The Kwapis Lab studies the molecular and epigenetic mechanisms that underlie long-term memory formation, storage, and updating. We want to understand the mechanisms that underlie memory and identify how these mechanisms are dysregulated during aging, leading to age-related memory impairments.
Our research uses cutting-edge techniques to dissect the molecular mechanisms that underlie memory and age-related memory decline. These techniques include:
-in vivo CRISPR-SAM to drive transcription in a site- and circuit-specific manner
-Modified CRISPR systems to remodel chromatin at selective genes
-Viral vectors in combination with cloning to manipulate gene expression or activity
-CatFISH to identify active neuronal ensembles
-Sophisticated behavioral techniques include fear conditioning, object location memory, and memory updating paradigms.
Understand how epigenetic regulation of the circadian clock gene Per1 contributes to age-related impairments in long-term memory
Aging is accompanied by impairments in both long-term memory and circadian rhythmicity. Although it is well-documented that circadian rhythms can influence memory formation, it is unclear how age-related deficits in these biological processes are related.

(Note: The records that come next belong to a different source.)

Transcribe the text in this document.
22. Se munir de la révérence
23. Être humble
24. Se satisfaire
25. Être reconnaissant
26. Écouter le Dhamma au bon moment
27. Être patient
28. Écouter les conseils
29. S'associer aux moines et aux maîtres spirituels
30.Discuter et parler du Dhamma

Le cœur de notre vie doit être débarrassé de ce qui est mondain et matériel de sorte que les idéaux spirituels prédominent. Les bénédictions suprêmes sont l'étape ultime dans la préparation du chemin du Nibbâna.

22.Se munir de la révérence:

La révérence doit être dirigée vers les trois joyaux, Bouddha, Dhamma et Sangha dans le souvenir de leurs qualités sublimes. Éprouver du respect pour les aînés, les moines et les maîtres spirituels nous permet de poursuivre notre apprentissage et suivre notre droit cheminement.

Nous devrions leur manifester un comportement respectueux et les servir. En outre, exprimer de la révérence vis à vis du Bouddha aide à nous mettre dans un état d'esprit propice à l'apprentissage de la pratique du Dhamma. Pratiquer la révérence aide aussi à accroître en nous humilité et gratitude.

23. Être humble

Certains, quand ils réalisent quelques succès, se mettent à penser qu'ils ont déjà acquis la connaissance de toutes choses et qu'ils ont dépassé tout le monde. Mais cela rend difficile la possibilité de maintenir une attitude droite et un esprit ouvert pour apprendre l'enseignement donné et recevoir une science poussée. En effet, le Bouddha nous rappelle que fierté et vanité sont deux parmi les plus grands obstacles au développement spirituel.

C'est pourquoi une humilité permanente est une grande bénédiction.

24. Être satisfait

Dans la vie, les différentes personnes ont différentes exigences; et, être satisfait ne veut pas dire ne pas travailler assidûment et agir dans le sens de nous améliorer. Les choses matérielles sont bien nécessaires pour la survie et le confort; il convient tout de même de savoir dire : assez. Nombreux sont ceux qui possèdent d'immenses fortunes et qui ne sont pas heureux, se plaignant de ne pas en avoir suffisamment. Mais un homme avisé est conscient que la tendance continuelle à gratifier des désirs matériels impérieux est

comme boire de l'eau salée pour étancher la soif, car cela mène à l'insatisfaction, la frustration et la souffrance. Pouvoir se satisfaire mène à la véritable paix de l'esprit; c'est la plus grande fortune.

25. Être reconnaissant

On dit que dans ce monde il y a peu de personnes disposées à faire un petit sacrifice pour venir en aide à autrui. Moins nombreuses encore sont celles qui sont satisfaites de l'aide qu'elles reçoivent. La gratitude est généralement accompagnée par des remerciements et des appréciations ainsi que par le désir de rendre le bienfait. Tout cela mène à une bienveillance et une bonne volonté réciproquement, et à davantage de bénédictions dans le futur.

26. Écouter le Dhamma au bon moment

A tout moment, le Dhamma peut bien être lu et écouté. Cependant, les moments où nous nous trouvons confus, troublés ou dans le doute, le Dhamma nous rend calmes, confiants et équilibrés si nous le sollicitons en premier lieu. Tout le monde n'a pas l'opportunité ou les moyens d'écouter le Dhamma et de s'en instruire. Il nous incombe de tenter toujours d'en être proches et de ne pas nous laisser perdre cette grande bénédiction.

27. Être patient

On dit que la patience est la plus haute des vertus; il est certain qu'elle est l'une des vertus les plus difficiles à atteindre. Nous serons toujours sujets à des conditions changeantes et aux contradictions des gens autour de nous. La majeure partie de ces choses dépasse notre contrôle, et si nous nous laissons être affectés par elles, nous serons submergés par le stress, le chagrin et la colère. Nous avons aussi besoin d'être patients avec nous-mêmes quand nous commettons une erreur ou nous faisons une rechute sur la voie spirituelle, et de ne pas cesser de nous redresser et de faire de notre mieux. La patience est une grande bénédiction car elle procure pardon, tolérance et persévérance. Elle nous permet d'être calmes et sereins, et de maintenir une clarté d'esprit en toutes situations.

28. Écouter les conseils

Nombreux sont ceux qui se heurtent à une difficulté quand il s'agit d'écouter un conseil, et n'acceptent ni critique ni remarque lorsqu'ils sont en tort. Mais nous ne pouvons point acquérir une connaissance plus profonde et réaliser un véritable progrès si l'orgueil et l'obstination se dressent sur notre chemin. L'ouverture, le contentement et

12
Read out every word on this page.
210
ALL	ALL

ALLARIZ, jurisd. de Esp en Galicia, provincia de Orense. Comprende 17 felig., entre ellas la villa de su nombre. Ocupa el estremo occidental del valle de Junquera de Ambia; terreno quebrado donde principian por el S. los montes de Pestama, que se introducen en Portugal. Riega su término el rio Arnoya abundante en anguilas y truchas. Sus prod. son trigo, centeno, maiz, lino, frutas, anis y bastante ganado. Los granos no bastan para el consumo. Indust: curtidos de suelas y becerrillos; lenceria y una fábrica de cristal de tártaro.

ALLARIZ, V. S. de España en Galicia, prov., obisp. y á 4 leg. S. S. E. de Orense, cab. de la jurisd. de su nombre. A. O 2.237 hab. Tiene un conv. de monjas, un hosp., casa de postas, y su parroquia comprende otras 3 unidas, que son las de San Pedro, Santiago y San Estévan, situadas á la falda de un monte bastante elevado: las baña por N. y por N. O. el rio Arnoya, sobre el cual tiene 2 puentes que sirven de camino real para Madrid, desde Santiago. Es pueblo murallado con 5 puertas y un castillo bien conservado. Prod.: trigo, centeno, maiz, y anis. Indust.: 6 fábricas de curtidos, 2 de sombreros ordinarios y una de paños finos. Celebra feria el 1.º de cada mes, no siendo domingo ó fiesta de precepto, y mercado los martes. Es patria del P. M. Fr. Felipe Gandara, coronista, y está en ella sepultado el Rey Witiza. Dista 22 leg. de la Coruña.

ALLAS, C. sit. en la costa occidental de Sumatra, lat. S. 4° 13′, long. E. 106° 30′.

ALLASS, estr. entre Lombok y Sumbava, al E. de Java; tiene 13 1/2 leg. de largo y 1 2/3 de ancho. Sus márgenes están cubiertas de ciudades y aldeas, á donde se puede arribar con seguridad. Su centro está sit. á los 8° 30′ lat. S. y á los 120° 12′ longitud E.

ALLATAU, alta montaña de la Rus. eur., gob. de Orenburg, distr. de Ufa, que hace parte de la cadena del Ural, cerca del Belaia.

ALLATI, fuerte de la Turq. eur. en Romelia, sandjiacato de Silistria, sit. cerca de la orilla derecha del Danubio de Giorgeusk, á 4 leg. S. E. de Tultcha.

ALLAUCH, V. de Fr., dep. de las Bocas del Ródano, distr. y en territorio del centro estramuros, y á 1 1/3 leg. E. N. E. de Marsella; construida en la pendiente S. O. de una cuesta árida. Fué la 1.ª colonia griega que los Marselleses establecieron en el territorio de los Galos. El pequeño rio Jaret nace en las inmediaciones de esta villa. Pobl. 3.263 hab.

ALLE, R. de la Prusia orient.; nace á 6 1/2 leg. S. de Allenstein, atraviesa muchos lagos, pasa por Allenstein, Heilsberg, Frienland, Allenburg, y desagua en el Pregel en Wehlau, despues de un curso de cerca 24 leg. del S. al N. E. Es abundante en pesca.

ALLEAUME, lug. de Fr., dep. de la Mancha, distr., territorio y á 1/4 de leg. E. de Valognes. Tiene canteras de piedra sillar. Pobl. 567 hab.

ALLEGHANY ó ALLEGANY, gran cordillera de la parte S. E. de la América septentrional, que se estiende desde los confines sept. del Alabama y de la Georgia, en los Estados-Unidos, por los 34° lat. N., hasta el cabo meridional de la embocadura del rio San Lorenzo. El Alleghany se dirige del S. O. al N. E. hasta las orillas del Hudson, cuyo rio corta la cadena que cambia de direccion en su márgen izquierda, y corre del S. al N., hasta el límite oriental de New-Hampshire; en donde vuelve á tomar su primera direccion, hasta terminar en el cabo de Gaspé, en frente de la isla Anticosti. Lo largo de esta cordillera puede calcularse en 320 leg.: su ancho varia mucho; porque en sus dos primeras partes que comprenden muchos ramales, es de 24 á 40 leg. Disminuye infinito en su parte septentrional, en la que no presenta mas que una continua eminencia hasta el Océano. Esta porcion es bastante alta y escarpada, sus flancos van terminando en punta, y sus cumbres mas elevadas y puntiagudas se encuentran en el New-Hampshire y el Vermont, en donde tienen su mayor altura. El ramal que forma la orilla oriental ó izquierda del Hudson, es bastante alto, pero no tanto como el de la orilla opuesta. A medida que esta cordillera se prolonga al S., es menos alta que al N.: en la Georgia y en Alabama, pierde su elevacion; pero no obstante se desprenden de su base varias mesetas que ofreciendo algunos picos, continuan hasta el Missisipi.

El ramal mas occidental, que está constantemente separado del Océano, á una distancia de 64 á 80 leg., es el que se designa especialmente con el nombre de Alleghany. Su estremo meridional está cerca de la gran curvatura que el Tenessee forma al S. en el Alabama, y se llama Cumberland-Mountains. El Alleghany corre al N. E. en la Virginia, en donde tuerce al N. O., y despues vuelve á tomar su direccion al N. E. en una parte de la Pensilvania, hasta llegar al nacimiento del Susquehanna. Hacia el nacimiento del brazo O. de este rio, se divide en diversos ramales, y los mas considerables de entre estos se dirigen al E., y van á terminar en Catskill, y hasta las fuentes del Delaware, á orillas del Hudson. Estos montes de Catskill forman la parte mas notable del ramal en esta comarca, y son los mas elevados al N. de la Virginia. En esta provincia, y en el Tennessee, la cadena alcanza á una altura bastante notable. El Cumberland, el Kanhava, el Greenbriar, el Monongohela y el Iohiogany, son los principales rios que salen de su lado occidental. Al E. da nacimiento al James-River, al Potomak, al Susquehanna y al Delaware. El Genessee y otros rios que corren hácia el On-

Our work has shown that a key circadian gene, Period 1 (Per1) is repressed by the histone deacetylase HDAC3 in the aging hippocampus, leading to age-related impairments in memory formation. Per1 may function to relay time-of-day information to memory processes, possibly serving to "gate" when memory can form across the circadian day/night cycle.
Future work in the lab will focus on understanding how Per1 modulates memory formation in the young and aging hippocampus. Using a combination of site-specific viral manipulation, co-IP followed by mass spectrometry, ChIP, and next-generation sequencing, we hope to better understand how Per1 and other circadian clock genes influence memory formation and contribute to age-related cognitive decline.
DIrecting site-specific chromatin modifications in memory consolidation
Numerous studies have demonstrated that chromatin modifying enzymes, like histone acetyltransferases (HATs) and histone deacetylases (HDACs). play an important role in long-term memory. In previous work, for example, we have shown that the repressive histone deacetylase HDAC3 negatively regulates memory for fear conditioning in the hippocampus and amygdala. To date, most of the work in this field has manipulated chromatin modifying enzymes across the genome, making it difficult to pinpoint the specific genes at which these chromatin modifications affect memory formation. To address this weakness, we have developed modified CRISPR/dCas9 systems to target chromatin modifying enzymes directly to specific genes, allowing us to test whether driving chromatin modifications at specific genes can affect long-term memory formation in the young and aging brain. This tool can be readily modified to target a range of genes in numerous brain areas following a wide variety of behaviors. Current work in our lab is testing whether targeting HDAC3 or CBP (an opposing HAT) to the Per1 promoter can modulate memory formation. Future research will extend this work to other circadian genes using additional chromatin modifying enzymes.
Investigate the molecular and circuit-level mechanisms that support memory updating
Memory is not permanently stored in a fixed state but, rather, can be modified in response to new, relevant information. Stable memory undergoes a period of vulnerability following a retrieval session, a process termed "reconsolidation," during which the memory may be temporarily prepared to incorporate new information. Our work has demonstrated that reconsolidation-based updating procedures can be used to change the neural circuit supporting a fear memory. Further, we have developed a novel memory updating task that can assess the strength of both the original memory and the updated information in a single test session. Using this task, we have shown that updating engages an overlapping but distinct population of neurons in the dorsal hippocampus compared to the original memory. Further, aging mice show impairments in memory updating.
Our work aims to understand how memory is modified during updating. Using a combination of next-generation sequencing, ensemble-specific cell tagging, and DREADD-mediated manipulation, we hope to answer key questions about memory updating, including: are there distinct molecular mechanisms involved in memory updating that are not engaged by de novo memory formation? Can activating or inactivating the population of neurons engaged by the update session affect the original memory? Why is memory updating impaired in the aging brain?